Editorial

Kerala’s challenge

Kerala has moved expeditiously to curb the availability of Indian Made Foreign Liquor and get on to the road to total prohibition. Whether the decision is the outcome of intra-party manoeuvres in the Congress, or of a genuine quest for the public good, it bodes well for the State from the social standpoint. Indeed, the State could serve as a testing ground on this front for the rest of the country. Kerala has one of the highest per capita consumption rates for hard liquor among Indian States, and there is a predominant sentiment against it given its deleterious effects. Yet, there really was no known proclivity, or demand, in favour of prohibition among the two dominant political formations in the State. There has been no organised temperance movement of note in recent times — but for occasional pleas by certain cultural leaders and the Church. The likes of the Gandhian, M.P. Manmadhan, who led an anti-liquor movement, albeit a feeble and largely symbolic one, in the 1970s and 1980s, have been all but forgotten. This background does give a certain unreal quality to the sudden decision. However, the fact that shutting out liquor could bring significant electoral dividends, given the large constituency of voters, including women, who are affected by and feel strongly against it, would not have been lost on Chief Minister Oommen Chandy. This will also staunch the flow of money from liquor contractors into the kitty of political parties, come election-time.

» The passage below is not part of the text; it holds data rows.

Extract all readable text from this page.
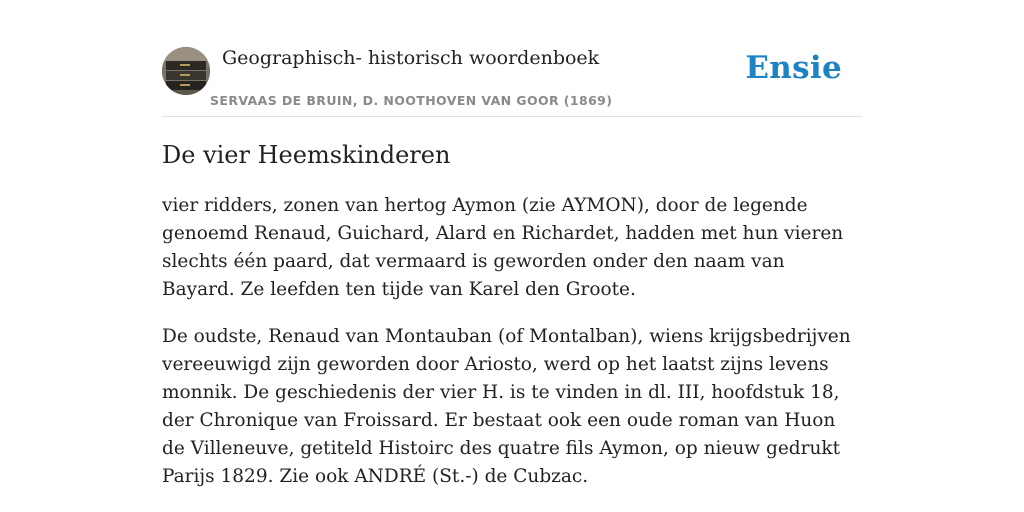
Geographisch- historisch woordenboek
SERVAAS DE BRUIN, D. NOOTHOVEN VAN GOOR (1869)
Ensie
De vier Heemskinderen

vier ridders, zonen van hertog Aymon (zie AYMON), door de legende genoemd Renaud, Guichard, Alard en Richardet, hadden met hun vieren slechts één paard, dat vermaard is geworden onder den naam van Bayard. Ze leefden ten tijde van Karel den Groote.

De oudste, Renaud van Montauban (of Montalban), wiens krijgsbedrijven vereeuwigd zijn geworden door Ariosto, werd op het laatst zijns levens monnik. De geschiedenis der vier H. is te vinden in dl. III, hoofdstuk 18, der Chronique van Froissard. Er bestaat ook een oude roman van Huon de Villeneuve, getiteld Histoirc des quatre fils Aymon, op nieuw gedrukt Parijs 1829. Zie ook ANDRÉ (St.-) de Cubzac.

It remains to be seen if the government is able to sustain the decision in the face of the loss of revenue and expected opposition from the powerful lobby that thrives on gains made from the business. A range of political and administrative and even legal challenges lie ahead of it in the implementation of the policy. A principal challenge will come from the loss of excise revenue. Hopefully, the health dividends that will accrue will set off the losses, even if not in the account books in the short term. The enforcement challenges in terms of stopping bootlegging and smuggling from neighbouring States, and the whole business going underground, will be stiff. The oft-heard argument that curtailing availability seldom serves the purpose, does not take into account the fact that a significant segment of new drinkers would be dissuaded by the curbs. The government should meanwhile come clean on the question of toddy as well; its continued sale would surely contradict the declared policy. Livelihood issues of toddy-tappers should be addressed. Measures for the rehabilitation of large numbers of alcohol-addicts will be no mean task. It will become clear soon if the Kerala experiment is sustainable, given its impact on the exchequer and given the problems of enforcement as well.